REonomy would have been smarter simply to offer clean and simple integration with FaceBook, LinkedIn, ActiveRain, Twitter, and other social networking sites. Rather than giving agents the ability to create content on REonomy, it should provide a simple-to-install plugin for popular blog platforms: WordPress, TypePad, etc. Why try to reinvent something that someone else is already doing extremely well?
Finally, the demo talks about “Our MLS fully integrates listings with property data… yadda yadda”. Why in the world would REonomy want to tangle with all of the MLSs in the country? Wouldn’t it have been smarter to work with existing MLSs and offer REonomy’s front-end software as a way to upgrade the MLS’s own search interface? Seems to me that the very last thing REonomy should be wanting to do is to get into competitition with established MLSs since that will pretty much kill an important data pipeline REonomy.com needs to be useful to its customers. Not every market is New York City, which lacks an MLS.
Still… Bears Watching
Nonetheless, I chose to write about REonomy because on balance, it’s an extremely interesting site. That they are aiming at the real estate professional market, rather than the consumer market, is interesting in and of itself. The UI and design are both extremely clean and extremely usable. I never found myself thinking, which should be every UI designer’s goal.

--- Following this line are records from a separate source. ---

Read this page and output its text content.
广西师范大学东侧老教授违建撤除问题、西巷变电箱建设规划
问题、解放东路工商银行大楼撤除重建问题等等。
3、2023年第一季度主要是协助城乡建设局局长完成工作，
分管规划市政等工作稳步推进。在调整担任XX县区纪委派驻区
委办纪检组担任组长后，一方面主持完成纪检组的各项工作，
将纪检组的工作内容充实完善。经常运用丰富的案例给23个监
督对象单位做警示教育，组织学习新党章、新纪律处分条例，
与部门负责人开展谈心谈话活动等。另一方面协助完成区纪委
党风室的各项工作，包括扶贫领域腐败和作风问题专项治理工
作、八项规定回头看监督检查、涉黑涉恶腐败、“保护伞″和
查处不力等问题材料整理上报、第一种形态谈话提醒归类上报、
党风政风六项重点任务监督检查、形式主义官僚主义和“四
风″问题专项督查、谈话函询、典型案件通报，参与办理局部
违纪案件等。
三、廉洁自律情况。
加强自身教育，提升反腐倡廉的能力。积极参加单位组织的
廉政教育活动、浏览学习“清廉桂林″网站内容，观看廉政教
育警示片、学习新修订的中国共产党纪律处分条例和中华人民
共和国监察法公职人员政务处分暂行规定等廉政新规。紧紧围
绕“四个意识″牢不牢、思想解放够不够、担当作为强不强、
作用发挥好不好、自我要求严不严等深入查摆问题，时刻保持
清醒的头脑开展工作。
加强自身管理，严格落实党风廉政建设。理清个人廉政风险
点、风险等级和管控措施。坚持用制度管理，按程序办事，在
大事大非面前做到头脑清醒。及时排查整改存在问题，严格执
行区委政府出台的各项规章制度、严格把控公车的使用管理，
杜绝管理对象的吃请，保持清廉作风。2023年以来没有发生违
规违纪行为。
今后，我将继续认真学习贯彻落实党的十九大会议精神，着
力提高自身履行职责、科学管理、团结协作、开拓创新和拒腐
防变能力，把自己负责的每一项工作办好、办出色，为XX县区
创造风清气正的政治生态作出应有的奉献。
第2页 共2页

The map integration is the best I’ve seen yet, and some of the tools are extremely slick.
If REonomy had focused on a narrow-enough vertical — for example, providing front-end software to MLSs — I think it would have been a pretty incredible offering. As it is, trying to be a little bit of everything to just about anybody connected with real estate turns out to be a weakness. Whether that’s a fatal weakness or not, time will tell.
Also, keep in mind that I did not register on the site, haven’t seen exactly how it works for a subscriber, and haven’t spoken to anyone about it. I’ve read the press release (since it was Quinn & Co that gave me the heads up about these guys) and the Crain’s article, and browsed the tour. So for all I know, I’m totally, 100% dead wrong. :) Nice thing about blogs is, the folks at REonomy or at Quinn can correct all my mistakes. Which I now invite them to do.